Thursday, November 29, 2007


I know that this 1971 release from director David Durston doesn't technically count as a zombie film, but I'm including it here because the film is clearly inspired by the success of NIGHT OF THE LIVING DEAD, and Durston hews very close to that movie's style. (I also happen to think it's great.) What it lacks it social and political commentary, though, it more than makes up for it in sheer exploitive outrageousness.

A cult of Manson Family-inspired hippies, led by Indian dancer Bhaskar in a sublimely over-the-top performance, crash at a soon-to-be ghost town in upstate New York. When a local girl witnesses one of their LSD-fueled Satanic rituals, she's raped and beaten (sorry, deviants, it happens offscreen). This sets up an unlikely but oh-so entertaining revenge scenario as the girl's shotgun-toting grandpa heads out to settle the score, only to be handed a beating of his own (and also getting dosed with acid by the cult's resident skank). So it then falls to his grandson Pete (sort of a grindhouse Dennis the Menace) to avenge both grandpa and big sis; following reasoning only a schlock horror film can comprehend, Pete kills a rabid dog and injects its blood into a fresh batch of meat pies, which he then sells to the hippies the following morning for breakfast (you may wonder why anyone would eat something given to them by a person they've just victimized, but Durston sure doesn't).

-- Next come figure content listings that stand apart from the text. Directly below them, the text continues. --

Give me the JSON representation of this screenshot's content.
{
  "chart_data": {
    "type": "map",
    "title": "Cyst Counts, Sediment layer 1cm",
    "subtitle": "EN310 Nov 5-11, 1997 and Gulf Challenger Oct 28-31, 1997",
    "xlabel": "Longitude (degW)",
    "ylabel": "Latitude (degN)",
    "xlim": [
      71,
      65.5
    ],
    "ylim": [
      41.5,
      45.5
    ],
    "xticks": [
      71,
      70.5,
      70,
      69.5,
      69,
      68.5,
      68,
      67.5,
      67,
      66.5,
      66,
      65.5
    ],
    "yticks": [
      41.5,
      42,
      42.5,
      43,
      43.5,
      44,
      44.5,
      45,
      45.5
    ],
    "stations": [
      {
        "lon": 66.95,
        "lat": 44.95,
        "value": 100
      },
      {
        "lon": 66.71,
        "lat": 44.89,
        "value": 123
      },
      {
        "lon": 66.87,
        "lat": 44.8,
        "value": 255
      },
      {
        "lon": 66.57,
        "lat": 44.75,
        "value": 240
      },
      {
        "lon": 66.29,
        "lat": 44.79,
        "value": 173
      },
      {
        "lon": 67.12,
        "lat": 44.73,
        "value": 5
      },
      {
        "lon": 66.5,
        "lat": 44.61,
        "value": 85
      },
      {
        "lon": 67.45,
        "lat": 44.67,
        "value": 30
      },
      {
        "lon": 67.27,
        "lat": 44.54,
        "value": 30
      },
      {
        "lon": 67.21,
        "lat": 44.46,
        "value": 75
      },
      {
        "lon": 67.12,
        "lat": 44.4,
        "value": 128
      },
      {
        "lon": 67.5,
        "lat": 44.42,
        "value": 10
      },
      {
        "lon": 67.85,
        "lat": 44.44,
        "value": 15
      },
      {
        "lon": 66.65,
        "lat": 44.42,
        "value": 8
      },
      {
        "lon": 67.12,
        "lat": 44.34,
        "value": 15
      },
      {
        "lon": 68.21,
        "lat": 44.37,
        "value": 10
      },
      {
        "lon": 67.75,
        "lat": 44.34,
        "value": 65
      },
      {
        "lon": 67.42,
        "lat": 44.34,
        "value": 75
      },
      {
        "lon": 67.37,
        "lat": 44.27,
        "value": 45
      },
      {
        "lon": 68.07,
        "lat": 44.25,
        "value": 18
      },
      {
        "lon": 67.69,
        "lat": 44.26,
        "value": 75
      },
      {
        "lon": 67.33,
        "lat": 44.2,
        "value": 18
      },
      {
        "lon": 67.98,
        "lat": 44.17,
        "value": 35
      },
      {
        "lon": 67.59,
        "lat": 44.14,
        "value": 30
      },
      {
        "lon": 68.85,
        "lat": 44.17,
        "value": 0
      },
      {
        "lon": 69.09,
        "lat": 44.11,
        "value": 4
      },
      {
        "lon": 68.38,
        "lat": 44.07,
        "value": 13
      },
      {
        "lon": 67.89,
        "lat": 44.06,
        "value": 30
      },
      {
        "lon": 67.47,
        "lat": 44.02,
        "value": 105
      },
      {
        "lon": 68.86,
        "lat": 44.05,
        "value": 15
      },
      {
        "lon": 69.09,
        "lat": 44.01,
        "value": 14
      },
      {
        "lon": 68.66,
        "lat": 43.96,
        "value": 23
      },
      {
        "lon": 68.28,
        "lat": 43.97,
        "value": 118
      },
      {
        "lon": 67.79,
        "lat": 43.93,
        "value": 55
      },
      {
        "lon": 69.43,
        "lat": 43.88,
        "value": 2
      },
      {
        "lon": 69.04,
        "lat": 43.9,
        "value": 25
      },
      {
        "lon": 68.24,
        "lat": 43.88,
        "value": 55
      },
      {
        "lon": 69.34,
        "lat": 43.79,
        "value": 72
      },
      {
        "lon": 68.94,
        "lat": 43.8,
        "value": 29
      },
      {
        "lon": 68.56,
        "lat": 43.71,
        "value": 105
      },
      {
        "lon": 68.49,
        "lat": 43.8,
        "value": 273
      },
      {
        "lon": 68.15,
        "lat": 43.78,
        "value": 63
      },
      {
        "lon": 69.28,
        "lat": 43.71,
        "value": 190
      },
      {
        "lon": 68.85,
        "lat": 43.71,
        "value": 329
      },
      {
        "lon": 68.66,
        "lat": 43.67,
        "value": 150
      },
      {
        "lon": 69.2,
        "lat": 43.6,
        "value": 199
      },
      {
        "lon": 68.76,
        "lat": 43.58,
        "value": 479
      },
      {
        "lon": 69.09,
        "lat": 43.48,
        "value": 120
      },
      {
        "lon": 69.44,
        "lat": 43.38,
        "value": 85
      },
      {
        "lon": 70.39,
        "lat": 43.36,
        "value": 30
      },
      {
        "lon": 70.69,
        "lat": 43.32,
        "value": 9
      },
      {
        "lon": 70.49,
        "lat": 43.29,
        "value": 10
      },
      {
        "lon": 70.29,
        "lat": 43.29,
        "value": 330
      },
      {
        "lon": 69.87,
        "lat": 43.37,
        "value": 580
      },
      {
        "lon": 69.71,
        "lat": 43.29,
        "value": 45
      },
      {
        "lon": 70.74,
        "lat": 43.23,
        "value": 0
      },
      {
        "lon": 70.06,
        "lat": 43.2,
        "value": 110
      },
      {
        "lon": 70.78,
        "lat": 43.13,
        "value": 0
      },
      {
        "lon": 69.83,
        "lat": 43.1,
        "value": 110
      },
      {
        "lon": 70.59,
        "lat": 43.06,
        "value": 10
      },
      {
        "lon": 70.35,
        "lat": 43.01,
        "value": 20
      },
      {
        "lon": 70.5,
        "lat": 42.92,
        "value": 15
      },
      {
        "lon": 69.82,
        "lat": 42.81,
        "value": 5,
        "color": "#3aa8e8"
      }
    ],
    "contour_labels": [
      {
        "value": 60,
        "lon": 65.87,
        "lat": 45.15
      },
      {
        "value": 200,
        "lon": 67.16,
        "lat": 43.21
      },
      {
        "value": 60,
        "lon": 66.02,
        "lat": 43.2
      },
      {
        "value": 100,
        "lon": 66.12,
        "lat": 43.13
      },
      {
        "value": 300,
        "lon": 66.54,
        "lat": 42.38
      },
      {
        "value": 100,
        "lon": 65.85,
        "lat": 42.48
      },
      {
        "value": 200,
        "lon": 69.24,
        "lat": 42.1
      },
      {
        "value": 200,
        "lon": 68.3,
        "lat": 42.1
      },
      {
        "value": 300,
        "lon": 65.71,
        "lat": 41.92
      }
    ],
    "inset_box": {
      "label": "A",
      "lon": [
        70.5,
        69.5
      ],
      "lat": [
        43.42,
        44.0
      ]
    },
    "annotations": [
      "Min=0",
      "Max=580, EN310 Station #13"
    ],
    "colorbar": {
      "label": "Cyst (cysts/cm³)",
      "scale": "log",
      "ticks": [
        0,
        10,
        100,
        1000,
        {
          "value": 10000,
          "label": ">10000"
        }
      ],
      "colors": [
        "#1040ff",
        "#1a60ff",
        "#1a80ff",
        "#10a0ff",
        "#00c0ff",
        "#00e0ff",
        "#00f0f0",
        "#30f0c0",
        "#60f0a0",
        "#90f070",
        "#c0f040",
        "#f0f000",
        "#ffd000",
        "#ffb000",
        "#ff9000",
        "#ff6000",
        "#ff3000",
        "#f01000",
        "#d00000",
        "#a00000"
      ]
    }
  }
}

Still with me? The hippies are then transformed into rabid, zombie-like creatures who froth at the mouth while committing various atrocities (and although the town is practically deserted, there's still plenty of victims on hand to mutilate, as well as a handy construction crew to spread their infection to). Sleaze fans will find plenty to feast upon here, with all the severed limbs, self-impalings, and spilled intestines on display, not to mention the gangbang of a rabid girl that causes the construction workers' infection (be sure to track down the original 83-minute cut that retains all the nasty goodness).

Despite its multiple liabilities--from the improbable script with its howl-inducing dialogue to its overwrought acting--I DRINK YOUR BLOOD operated by its own demented logic to be a singularly enjoyable experience. Somehow Durston has created his own universe where he can determine his own rules, kind of a low-rent David Lynch (yeah, I just compared Lynch to a movie called I DRINK YOUR BLOOD, wanna fight about it?) eager to please exploitation audiences, aided immeasurably by the stock sound effects and Clay Pitts's bizarre score.

I DRINK YOUR BLOOD probably doesn't qualify as a "good" movie, but I'd take it over THE GODFATHER or RAGING BULL anyday.